Winter Beef Stew

I have, for one reason or another, never been great at making stews, despite how easy it should be. This stew is foolproof!!

I originally found it in the Sainsbury’s baby magazine but have tweaked it (to add booze) and it is glorious and perfect for these freezing nights. It also makes 2 batches so freeze one for when it’s so cold you can’t be bothered to go to the shops!

Ingredients:

  • Large pot with a lid
  • 3 tbsp olive oil
  • 900g stewing steak cubes
  • 1 large onion, chopped
  • 4 carrots, peeled and roughly chopped
  • very small swede or turnip (or half a larger one), diced
  • cpl handfuls frozen peas
  • 2 tbsp plain flour
  • 1 tsp dijon mustard
  • 1 tbsp tomato puree or tomato ketchup
  • 375ml red wine
  • 375ml good beef stock
  • 4 sprigs fresh thyme
  • 1 bay leaf
  • salt & pepper

Method:

  1. Heat half the oil in your large pot, and brown half the beef all over (3-4 mins).
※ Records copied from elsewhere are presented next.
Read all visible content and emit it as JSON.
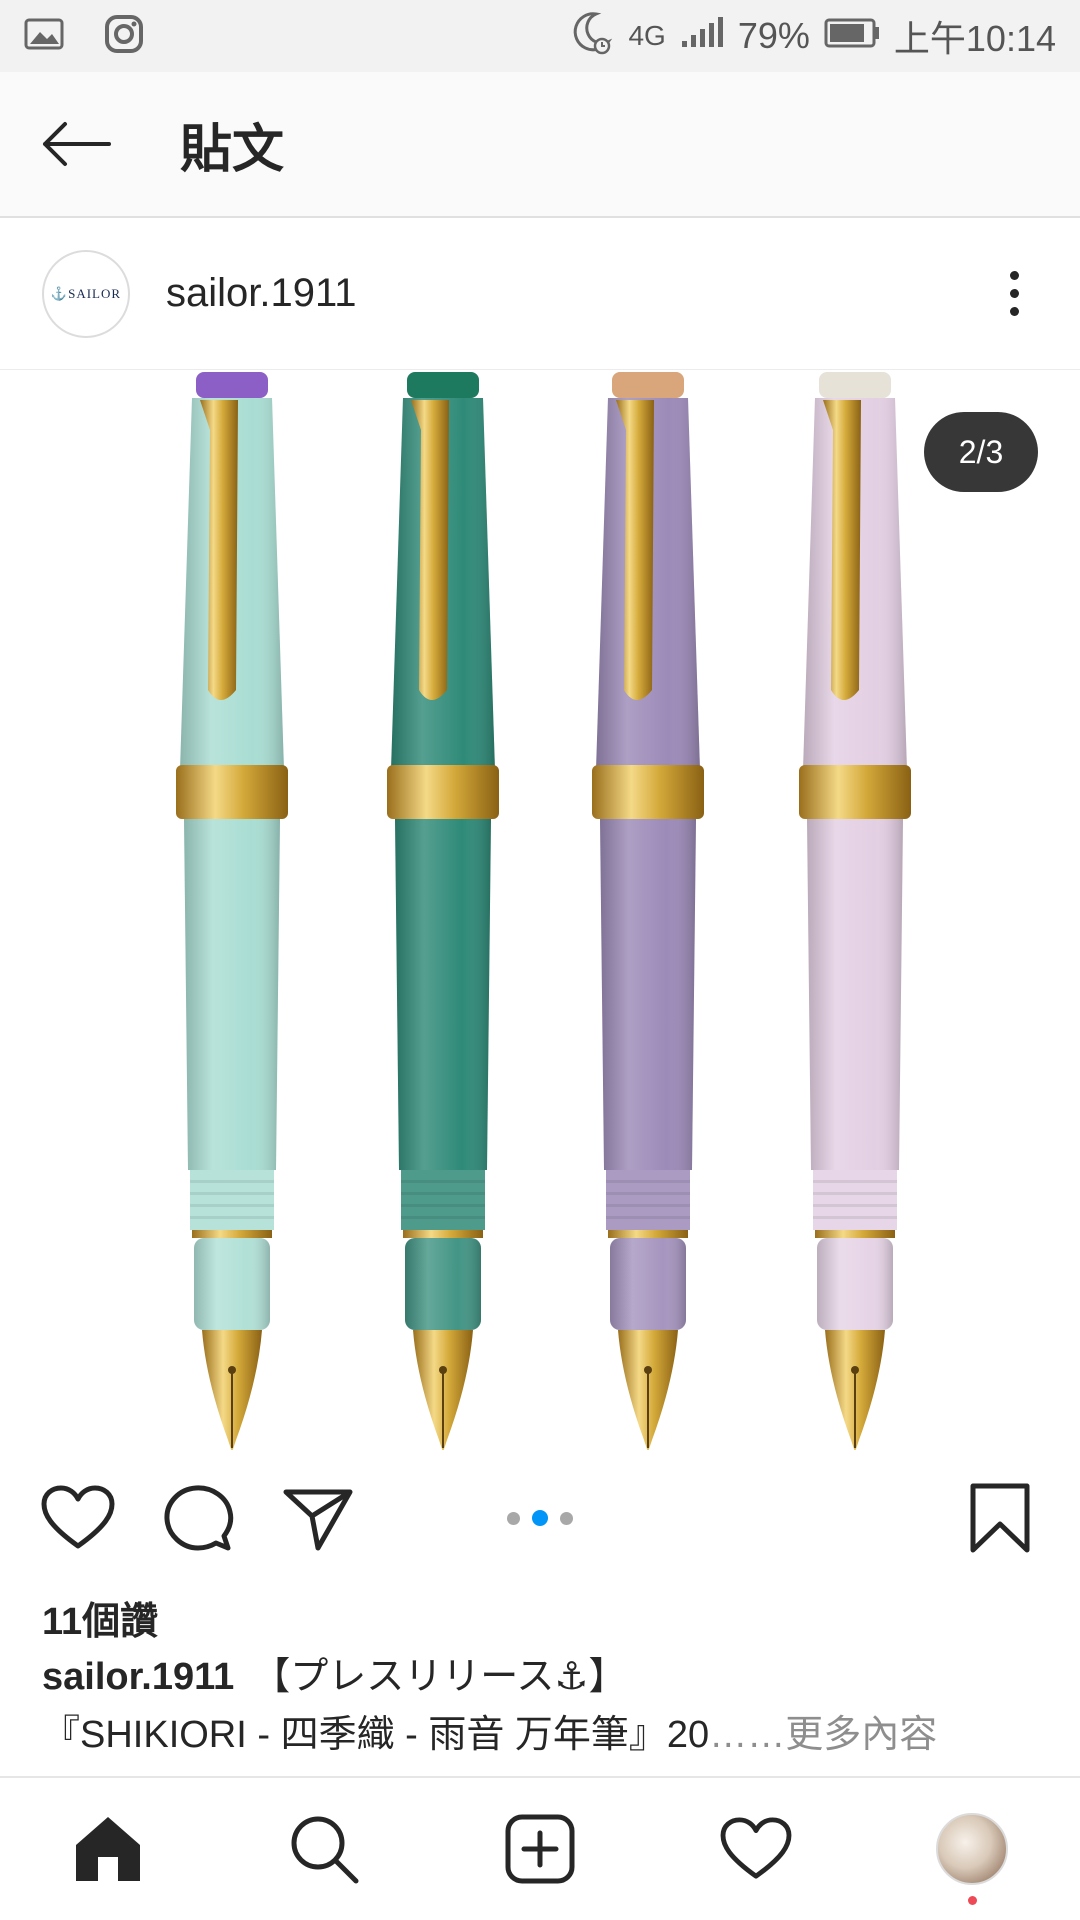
{
  "status_bar": {
    "network": "4G",
    "battery": "79%",
    "time": "上午10:14"
  },
  "header": {
    "title": "貼文"
  },
  "post": {
    "avatar_text": "⚓SAILOR",
    "username": "sailor.1911",
    "page_indicator": "2/3",
    "carousel": {
      "current": 2,
      "total": 3
    },
    "likes": "11個讚",
    "caption_user": "sailor.1911",
    "caption_line1": "【プレスリリース⚓】",
    "caption_line2": "『SHIKIORI - 四季織 - 雨音 万年筆』20",
    "caption_ellipsis": "……",
    "caption_more": "更多內容",
    "pen_colors": [
      "#a9ddd3",
      "#2f8a78",
      "#9c8ab8",
      "#e3cfe3"
    ],
    "pen_cap_top_colors": [
      "#8c5fc7",
      "#1e7a5e",
      "#d9a57a",
      "#e6e2d8"
    ]
  },
  "colors": {
    "accent_blue": "#0095f6",
    "text": "#262626",
    "gold": "#d4a93a"
  }
}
Remove with a slotted spoon and brown the other half. Add more oil if necessary
  2. Add the rest of the oil to the pot and saute the onion over a low/med heat for around 5 mins. Increase the heat and add your carrots and swede/turnip for a further 5 mins
  3. Return your browned beef to the pan and add the flour, mustard & tomato puree/ketchup and mix together well
  4. Add your stock, red wine, bay leaf & thyme stalks. Bring the mix to the boil and then turn to a low heat and simmer for at least  1.5 hours until the beef is tender and the sauce is thick and glossy.
  5. Serve stew with new potatoes, mash or crusty/garlic bread and some green beans for a fantastic easy one pot dinner

This recipe would also be perfect in a slow cooker. Just reduce the liquid of the stock & the red wine by about 50ml each.